Elia Lucien
Beirut, 1938
Lucien Elia first started painting in Lebanon, before studying painting and advertising in Paris and writing his first novel, Les Types (Types). Back in Lebanon in 1965 with the intent to stay only for six months, he worked in an advertising agency and was an art critic for a weekly journal. He did not set off for France again until 1969, and wrote a second novel there, The Failures of the Diaspora, one of the best testimonials ever written about daily life in Beirut. The difference with the journalist Andrei Bercoff, who was of Russian, Jewish, Spanish and Lebanese origins, was that Elia was close to the ordinary people of the Jewish quarter in Beirut, Wadi Abou Jamil.
His several experiences as an advertising designer, painter, journalist and writer illustrate that, despite his marginality, Lebanon in the 1950s and 1960s was a place where individuals could fulfil their ambitions and personal expression beyond traditional social circuits. But he perceived Lebanese society as being against him, split by its own grievances.
His adventure was that of a young man of feeling and intelligence, of real and multiple talents, who was looking to succeed in life and instead had the feeling of being excluded from the society that surrounded him.
Fascinated by the past, he experienced that sorrowful feeling of a frozen time, of a world lost forever. He had to work through the internal destruction of this world, through its risks and dangers, in order to reach, if not recreation by writing, at least a satiric text with slightly forced epic accents, that is a rare description linked to reality, and which goes beyond the frills of Oriental tales. At the time, this ambition for reality was still new. It was not about realism, but quite simply about watching.

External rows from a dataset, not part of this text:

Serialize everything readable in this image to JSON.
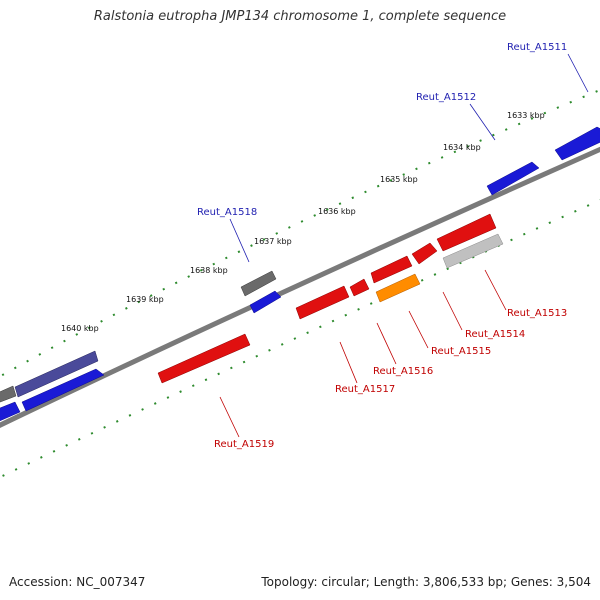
{
  "title": "Ralstonia eutropha JMP134 chromosome 1, complete sequence",
  "footer": {
    "accession": "Accession: NC_007347",
    "summary": "Topology: circular; Length: 3,806,533 bp; Genes: 3,504"
  },
  "colors": {
    "background": "#ffffff",
    "backbone": "#7a7a7a",
    "tick_dots": "#2e8b2e",
    "cds_forward": "#1a1ad6",
    "cds_reverse": "#e01010",
    "cds_unknown": "#6a6a6a",
    "cds_dark": "#4a4a9a",
    "cds_orange": "#ff8c00",
    "cds_lightgray": "#c0c0c0",
    "label_forward": "#1f1fb0",
    "label_reverse": "#c00000"
  },
  "tick_labels": [
    "1633 kbp",
    "1634 kbp",
    "1635 kbp",
    "1636 kbp",
    "1637 kbp",
    "1638 kbp",
    "1639 kbp",
    "1640 kbp"
  ],
  "gene_labels": {
    "forward": [
      "Reut_A1511",
      "Reut_A1512",
      "Reut_A1518"
    ],
    "reverse": [
      "Reut_A1513",
      "Reut_A1514",
      "Reut_A1515",
      "Reut_A1516",
      "Reut_A1517",
      "Reut_A1519"
    ]
  }
}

Any reading of the history of culture in Lebanon is more about identity than unity. In this country, far less fragmented than one might think, the rifts seem inevitable. All community expression becomes cultural, if culture is seen as encompassing vast fields and the forms and registers of its expression in this Lebanese frame. This applies to the history and teaching of theology, to the modalities of religious traditions, the variations of the relationship between the city and the practice of different professions, from literature to advertising billboards. Every approach implies the division of the country into seventeen communities and faiths, and the different activities among each of them impose the general direction. Nevertheless, the development of urban structures, and mostly of the capital, created spaces for dialogue and confrontation that progressively ended the confinement of the individual into his own community.
What could Elia do, at a time when his Jewish community was disintegrating? It was no question for him to save this communal reality on his own, even if that was his deepest desire. His response was The Failure of the Diaspora, which remains his best book, even if one feels its influences are a little too diverse, like a Céline policed by the literary big weights of the Jewish school of New York. “It disturbs me to be pulled to the Beirut’s” he would say. He did not want to deny, nor to regress. He illustrated a sociology of painting that did no longer obey determinism, but expressed a will to break tradition through experience and personal choices.